2023 Pakistani Urdu language film

Gunjal is a 2023 Pakistani action crime thriller film inspired by the true story of a child labour activist Iqbal Masih, who campaigned against child labour in the 1990s before his murder. The film is directed by Shoaib Sultan, produced by Nighat Akbar Shah and written by Nirmal Bano and Ali Kazmi. Zonaib Zahid and Xarb are the music directors, while the background score is performed by Rahat Fateh Ali Khan, Qamar Parvi, Mobeen Zahid and Zonaib Zahid. It features Ahmed Ali Akbar, Resham, Amna Ilyas and Ahmad Ali Butt in leading roles. The film was released on 15 December 2023.

== Plot ==
The film revolves the journalistic odyssey of Shahbaz Bhatti as he follows the investigation of Iqbal Masih's murder. Iqbal was a child engaged in activism against child labor in the Pakistan of the 1990s.

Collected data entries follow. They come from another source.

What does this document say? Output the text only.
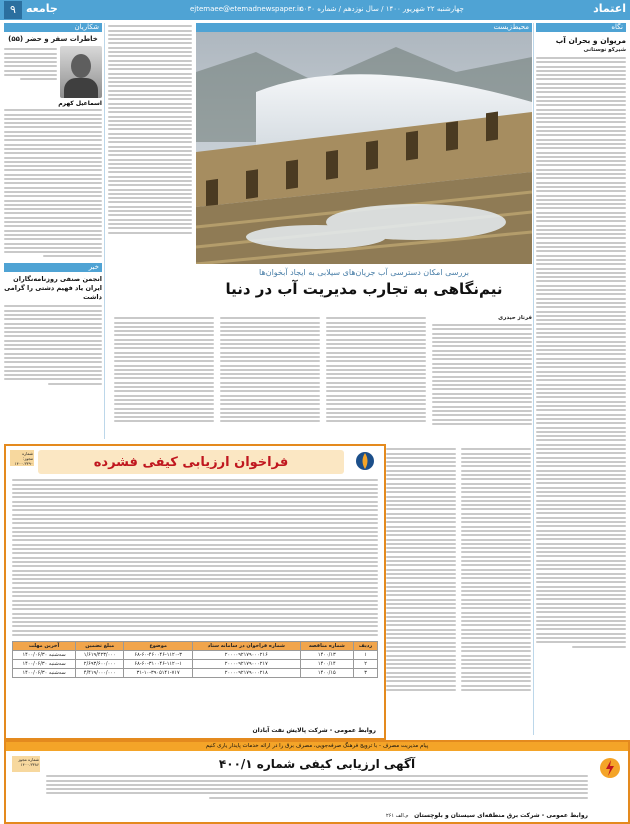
۹ جامعه	ejtemaee@etemadnewspaper.ir
چهارشنبه ۲۲ شهریور ۱۴۰۰ / سال نوزدهم / شماره ۵۰۳۰	اعتماد
شکاریان
خاطرات سفر و حضر (۵۵)
اسماعیل کهرم
خبر
انجمن صنفی روزنامه‌نگاران ایران یاد فهیم دشتی را گرامی داشت
محیط‌زیست	نگاه
مریوان و بحران آب
شیرکو نوستانی
بررسی امکان دسترسی آب جریان‌های سیلابی به ایجاد آبخوان‌ها
نیم‌نگاهی به تجارب مدیریت آب در دنیا
فرناز حیدری
شماره مجوز: ۱۴۰۰.۳۳۹۰	فراخوان ارزیابی کیفی فشرده
ردیف	شماره مناقصه	شماره فراخوان در سامانه ستاد	موضوع	مبلغ تضمین	آخرین مهلت
۱	۱۴۰۰/۱۳	۲۰۰۰۰۹۲۱۷۹۰۰۰۲۱۶	۶۸-۶۰-۴۶۰۰۴۶-۱۱۲۰-۳	۱/۶۱۹/۴۲۳/۰۰۰	سه‌شنبه ۱۴۰۰/۰۶/۳۰
۲	۱۴۰۰/۱۴	۲۰۰۰۰۹۲۱۷۹۰۰۰۲۱۷	۶۸-۶۰-۳۱۰۰۴۶-۱۱۲۰-۱	۲/۶۹۳/۶۰۰/۰۰۰	سه‌شنبه ۱۴۰۰/۰۶/۳۰
۳	۱۴۰۰/۱۵	۲۰۰۰۰۹۲۱۷۹۰۰۰۲۱۸	۳۱-۱۰-۳۹۰۵۱۴۱-۷۱۷	۴/۴۱۹/۰۰۰/۰۰۰	سه‌شنبه ۱۴۰۰/۰۶/۳۰
روابط عمومی - شرکت پالایش نفت آبادان
پیام مدیریت مصرف - با ترویج فرهنگ صرفه‌جویی، مصرف برق را در ارائه خدمات پایدار یاری کنیم
شماره مجوز ۱۴۰۰.۳۳۸۶	آگهی ارزیابی کیفی شماره ۴۰۰/۱
روابط عمومی - شرکت برق منطقه‌ای سیستان و بلوچستان
م.الف ۲۶۱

Bhatti's quest unfurls against the backdrop of a society ensconced in hidden secrets. The story invites viewers into a nuanced exploration of not only the investigative process but also the socio-political milieu that shrouded Iqbal's activism. The narrative trains the light on a society grappling with its own dichotomies.

== Cast ==
- Ahmed Ali Akbar as Shahbaz Bhatti
- Resham as Sarwat Rehman
- Amna Ilyas as Mehar
- Syed Muhammad Ali as Irfan Masih
- Ahmad Ali Butt as Salman Habib
- Razia Malik as Maryam Bibi
- Arham Khan as Iqbal
- Omair Rana as Daily Payam Editor
- Samiya Mumtaz as Najma
- Ali Aftab Saeed as Mazhar
- Fahad Hashmi as Hawaldar
- Ahsen Murad as Arshad
- Habiba Sufyan as Saba
- Munir Khan as Ejaz Ullah
- Syed Tanveer Hussain as Nadeem
- Sardar Nabeel as Pervaiz
- Ebtisam Mustafa as Luqman

== Production ==
=== Development and Filming ===
In April 2023, it was reported that Ahmed Ali Akbar working on an upcoming project which is based on the Social issues of Children's and which is produced by Nighat Akbar Shah. The primary film shooting took place in Lahore and Rural areas of Pakistan.

=== Release ===
Trailer for the film released on 30 September 2023. The film is set to release on 15 December 2023 in Nationwide and Internationally. The film also made a pre-launch event on 20 November 2023 at UMT University, Lahore on the occasion of Children's Day.